Normally we can present the basic idea of the inter-domain packet filtering, IDPF. IDPF filters packets based feasible routes, that is the routes that are constrained by routing policies. Essentially, packets from a source and destination can only travel along the feasible routes. Normally the question is, can a BGP router infer the upstream router along a feasible route? Fortunately, we can as shown in the following lemma. In principle, the lemma states that, if a u is the upstream neighbor along a feasible route from source s to destination d, then, u must have exported to a its best route to reach s. We note that, this does not impose symmetric routing on the Internet, that is, the route from s to d and the route from d to s can be different.
In summary, IDPF works as follows. Node v accepts packets claiming from s to d, if and only if, u has exported its best route to the source to v. Given that best route from a source to a destination is one of the feasible routes, we know that IDPF is correct in that it will not drop valid packets. However, it is also clear that IDPF is less powerful than route-based packet filters.

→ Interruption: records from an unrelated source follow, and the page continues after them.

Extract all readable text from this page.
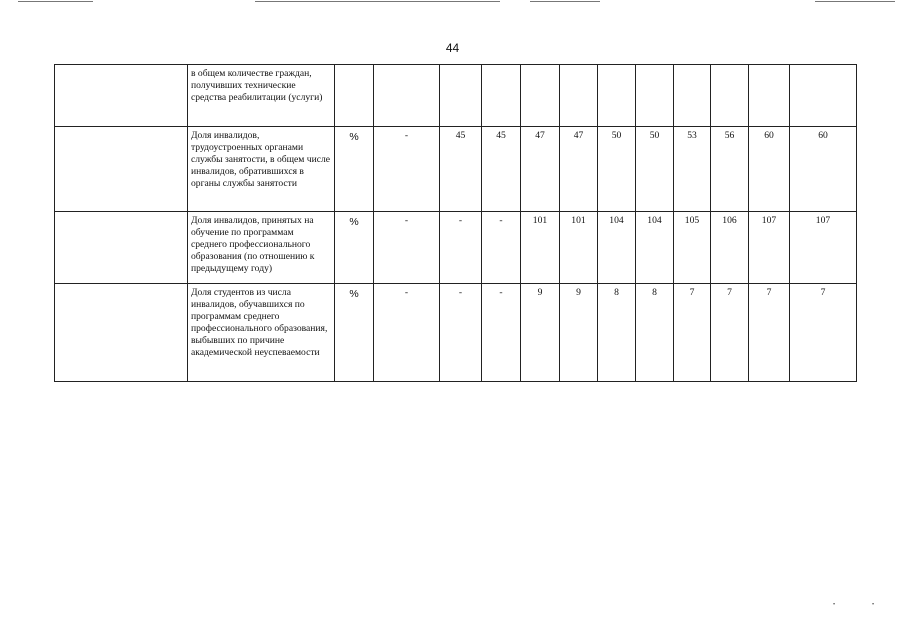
44
	в общем количестве граждан, получивших технические средства реабилитации (услуги)												
	Доля инвалидов, трудоустроенных органами службы занятости, в общем числе инвалидов, обратившихся в органы службы занятости	%	-	45	45	47	47	50	50	53	56	60	60
	Доля инвалидов, принятых на обучение по программам среднего профессионального образования (по отношению к предыдущему году)	%	-	-	-	101	101	104	104	105	106	107	107
	Доля студентов из числа инвалидов, обучавшихся по программам среднего профессионального образования, выбывших по причине академической неуспеваемости	%	-	-	-	9	9	8	8	7	7	7	7
•	•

Next we will study the performance of IDPFs. Before we present the details, we summarize the effects of IDPFs. IDPFs help limit the spoofing capability of attackers. Even with partial deployment of IDPFs on the Internet, attackers in an AS cannot spoof the IP address of other ASes. When a spoofed packet cannot be stopped, IDPFs help to localize the true source of the packet to be within a small number of ASes. However, as we have discussed, IDPFs are slightly less effective in filtering spoofed packets compared to the ideal route-based packet filters.

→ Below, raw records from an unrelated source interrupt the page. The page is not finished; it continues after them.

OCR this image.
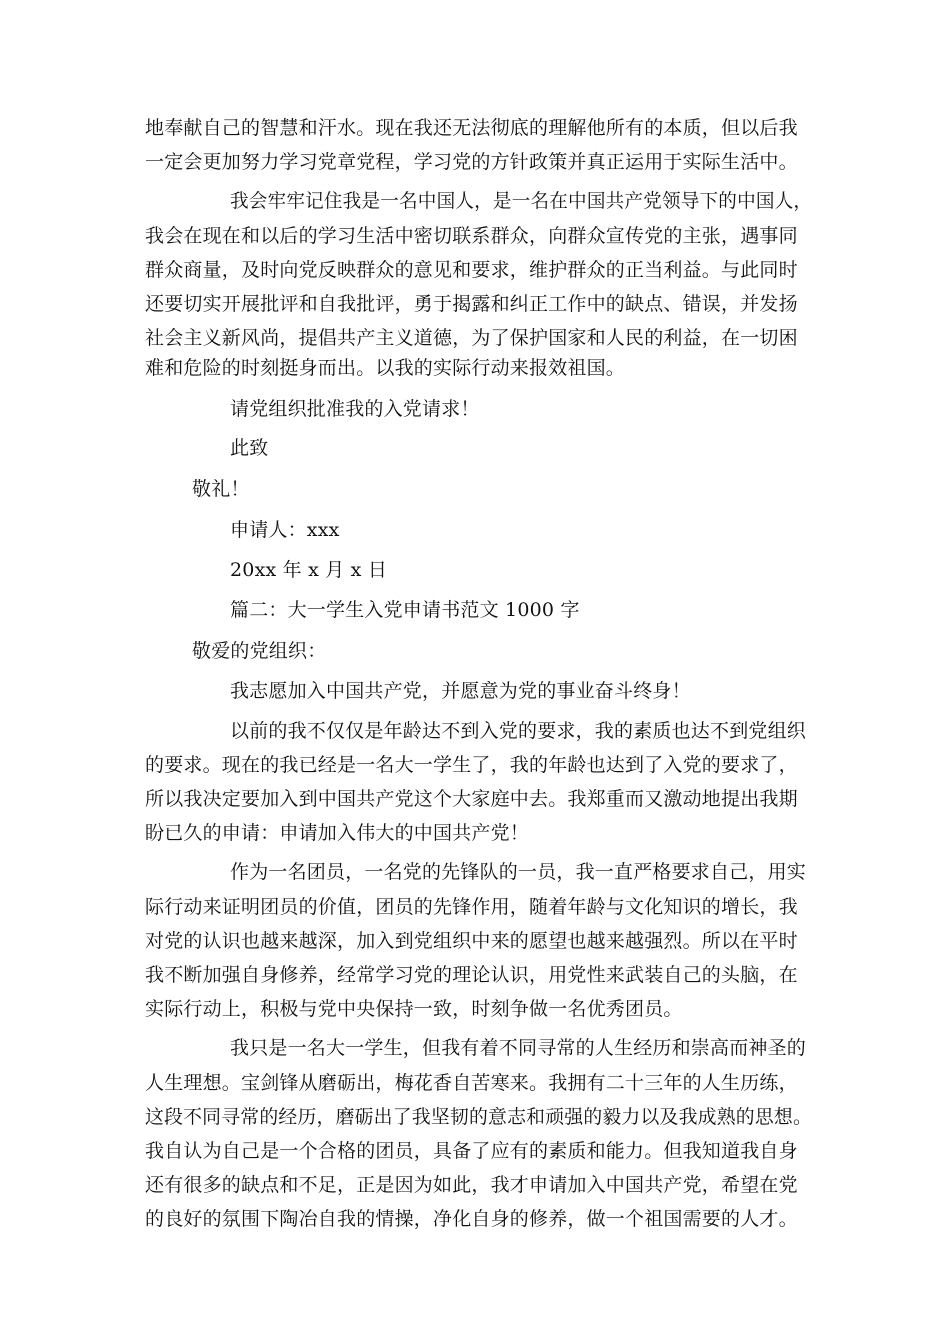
地奉献自己的智慧和汗水。现在我还无法彻底的理解他所有的本质，但以后我
一定会更加努力学习党章党程，学习党的方针政策并真正运用于实际生活中。
我会牢牢记住我是一名中国人，是一名在中国共产党领导下的中国人，
我会在现在和以后的学习生活中密切联系群众，向群众宣传党的主张，遇事同
群众商量，及时向党反映群众的意见和要求，维护群众的正当利益。与此同时
还要切实开展批评和自我批评，勇于揭露和纠正工作中的缺点、错误，并发扬
社会主义新风尚，提倡共产主义道德，为了保护国家和人民的利益，在一切困
难和危险的时刻挺身而出。以我的实际行动来报效祖国。
请党组织批准我的入党请求！
此致
敬礼！
申请人：xxx
20xx 年 x 月 x 日
篇二：大一学生入党申请书范文 1000 字
敬爱的党组织：
我志愿加入中国共产党，并愿意为党的事业奋斗终身！
以前的我不仅仅是年龄达不到入党的要求，我的素质也达不到党组织
的要求。现在的我已经是一名大一学生了，我的年龄也达到了入党的要求了，
所以我决定要加入到中国共产党这个大家庭中去。我郑重而又激动地提出我期
盼已久的申请：申请加入伟大的中国共产党！
作为一名团员，一名党的先锋队的一员，我一直严格要求自己，用实
际行动来证明团员的价值，团员的先锋作用，随着年龄与文化知识的增长，我
对党的认识也越来越深，加入到党组织中来的愿望也越来越强烈。所以在平时
我不断加强自身修养，经常学习党的理论认识，用党性来武装自己的头脑，在
实际行动上，积极与党中央保持一致，时刻争做一名优秀团员。
我只是一名大一学生，但我有着不同寻常的人生经历和崇高而神圣的
人生理想。宝剑锋从磨砺出，梅花香自苦寒来。我拥有二十三年的人生历练，
这段不同寻常的经历，磨砺出了我坚韧的意志和顽强的毅力以及我成熟的思想。
我自认为自己是一个合格的团员，具备了应有的素质和能力。但我知道我自身
还有很多的缺点和不足，正是因为如此，我才申请加入中国共产党，希望在党
的良好的氛围下陶冶自我的情操，净化自身的修养，做一个祖国需要的人才。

We use the same set of performance metrics as introduced in PL01 to study the performance of IDPFs. VictimFraction(tao): proportion of Ases, that if attacked, the attacker can at most spoof addresses of tao Ases, no matter where the attacker launched the attack. It illustrates the effectiveness of IDPFs in protecting Ases against spoofing based attacks. IN particular, victimFraction(1), is the fraction of Ases being attacked, that no matter where the attacker launched attack, the attacker cannot spoof other Ases’ ip addresses. AttackFraction(tao), fraction of Ases from which an attacker can forge addresses of at most \\tao Ases, no matter where the victim is. It shows the effectiveness of IDPFs in limiting spoofing capability of attackers. In particular, attackFraction(1) is the fraction of Ases, that an attacker cannot forge other Ases’s address, no matter where the victim is. VictimTraceFraction(\\ta0), fraction of Ases being attacked, can localize the true origin to be within at most tao Ases, no matter where the attacker is.